A final, pie-in-the-sky idea that I’d love to see added to the game: split up the current dungeons into their most interesting encounters. Make those parts fractals, and then let players choose different playlists of fractals from the portal in LA. (So I can run the AC fractal playlist and get AC tokens, or the “mixed bag” playlist and get a potpourri of different fractals and tokens). And then add a “currency” page that stores all my different currencies. Seriously.
A lot of other people have pretty quickly come up with good lists of what the problem with dungeons is. Here’s mine:
1) Poor rewards for time investment, especially the story mode dungeons. I get that you don’t want the old days of people running CM Story for infinite XP, but at least give tokens for first-time completion (or even better, if someone in the party hasn’t done the dungeon before, everyone gets tokens for helping them through it). I’ve spent, at a conservative estimate, 30 hours in fractals thus far (probably much more, but I’m guessing here). I’m still barely even halfway to getting the backpack. What do you define as “minimal grind”? Why do so many things require 250 stacks of ultra-rare materials? (That’s not really dungeon-related, I guess).
2) HP bars everywhere (As an experiment, cut the HP of every mob and every boss by 50%. Play the dungeon. Is it meaningfully less challenging? Or just shorter? There is a difference.)
3) Unbalanced difficulty. Some paths and dungeons are far, far faster and easier than others. Some bosses are insanely difficult and basically require exploits to be defeated, while others (most) are just tedious time sinks without any challenge or interesting mechanics. (Even in the generally excellent fractal dungeons, the jellyfish boss is a great example of a boss that just takes forever to kill without anything interesting about it)
4) Over reliance on RNG. If it drops from the dungeon, we should be able to buy it with tokens. Rolling the dice on opening a chest is fun enough, but I don’t want to be locked out from Ascended rings because I’m not lucky enough (I actually do have a ring, but many of my friends don’t and it’s extremely frustrating for them). Cosmetic items can be a drop, sure, but gameplay-relevant items shouldn’t be locked away like that.

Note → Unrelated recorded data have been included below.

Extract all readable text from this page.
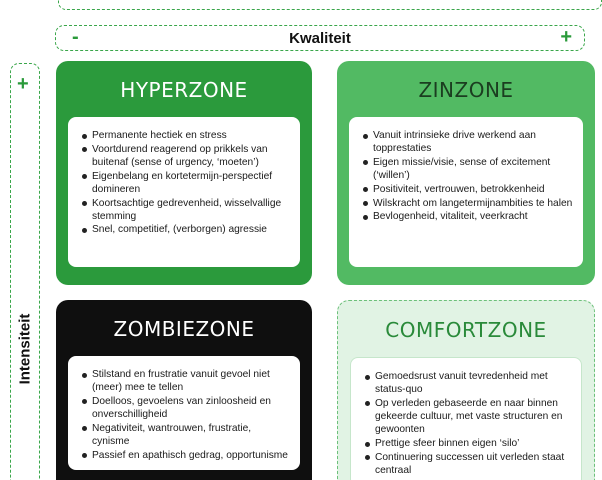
-	Kwaliteit	+
+
Intensiteit
HYPERZONE
Permanente hectiek en stress
Voortdurend reagerend op prikkels van buitenaf (sense of urgency, ‘moeten’)
Eigenbelang en kortetermijn-perspectief domineren
Koortsachtige gedrevenheid, wisselvallige stemming
Snel, competitief, (verborgen) agressie
ZINZONE
Vanuit intrinsieke drive werkend aan topprestaties
Eigen missie/visie, sense of excitement (‘willen’)
Positiviteit, vertrouwen, betrokkenheid
Wilskracht om langetermijnambities te halen
Bevlogenheid, vitaliteit, veerkracht
ZOMBIEZONE
Stilstand en frustratie vanuit gevoel niet (meer) mee te tellen
Doelloos, gevoelens van zinloosheid en onverschilligheid
Negativiteit, wantrouwen, frustratie, cynisme
Passief en apathisch gedrag, opportunisme
COMFORTZONE
Gemoedsrust vanuit tevredenheid met status-quo
Op verleden gebaseerde en naar binnen gekeerde cultuur, met vaste structuren en gewoonten
Prettige sfeer binnen eigen ‘silo’
Continuering successen uit verleden staat centraal
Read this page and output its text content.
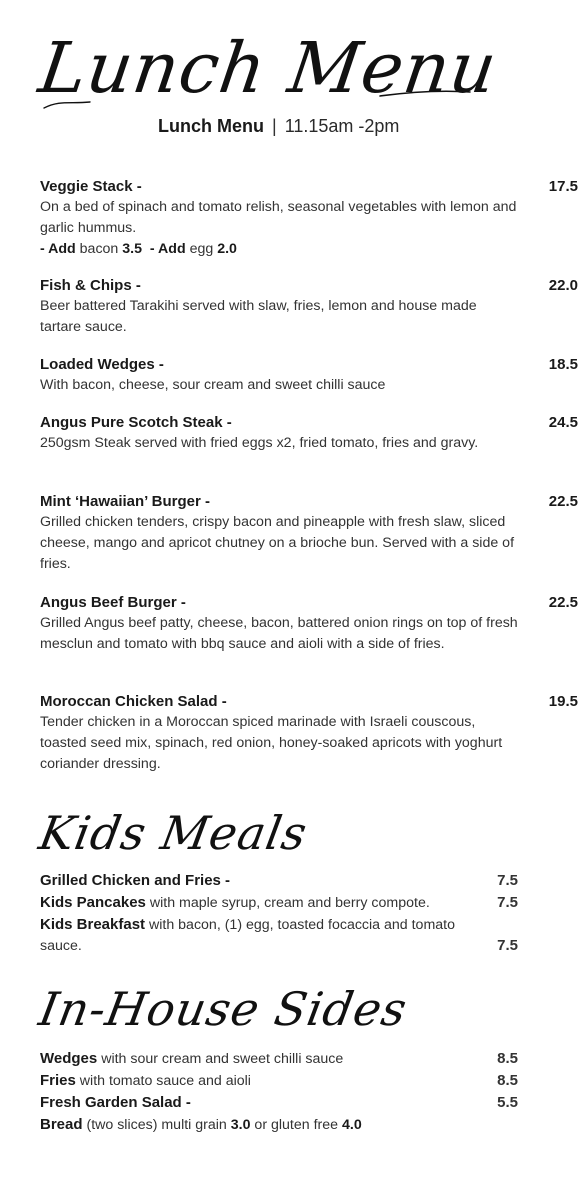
Lunch Menu
Lunch Menu | 11.15am -2pm
Veggie Stack -	17.5
On a bed of spinach and tomato relish, seasonal vegetables with lemon and garlic hummus.
- Add bacon 3.5 - Add egg 2.0
Fish & Chips -	22.0
Beer battered Tarakihi served with slaw, fries, lemon and house made tartare sauce.
Loaded Wedges -	18.5
With bacon, cheese, sour cream and sweet chilli sauce
Angus Pure Scotch Steak -	24.5
250gsm Steak served with fried eggs x2, fried tomato, fries and gravy.
Mint ‘Hawaiian’ Burger -	22.5
Grilled chicken tenders, crispy bacon and pineapple with fresh slaw, sliced cheese, mango and apricot chutney on a brioche bun. Served with a side of fries.
Angus Beef Burger -	22.5
Grilled Angus beef patty, cheese, bacon, battered onion rings on top of fresh mesclun and tomato with bbq sauce and aioli with a side of fries.
Moroccan Chicken Salad -	19.5
Tender chicken in a Moroccan spiced marinade with Israeli couscous, toasted seed mix, spinach, red onion, honey-soaked apricots with yoghurt coriander dressing.
Kids Meals
Grilled Chicken and Fries -	7.5
Kids Pancakes with maple syrup, cream and berry compote.	7.5
Kids Breakfast with bacon, (1) egg, toasted focaccia and tomato sauce.	7.5
In-House Sides
Wedges with sour cream and sweet chilli sauce	8.5
Fries with tomato sauce and aioli	8.5
Fresh Garden Salad -	5.5
Bread (two slices) multi grain 3.0 or gluten free 4.0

5) Trash mobs. What role do they play in dungeons? Are they there to provide smaller challenges to introduce mechanics and prepare players for the more challenging boss? Or are they filler? I’d argue that they’re filler in the vast majority of the dungeons. They just waste the player’s time and end up being skipped by most players. Even in the fractals, players just run past trash mobs wherever possible (after the ice elemental in Snowblind, the stairs up to the first seal in Colossus). If an enemy can be avoided, players will find a way to avoid them. Rather than just accepting that that’s the way it’s going to be, either make it worthwhile to kill the enemies, or make them unavoidable (and if you’re going to do that, give them interesting mechanics or players will hate you for making them fight past yet more waste-of-time trash).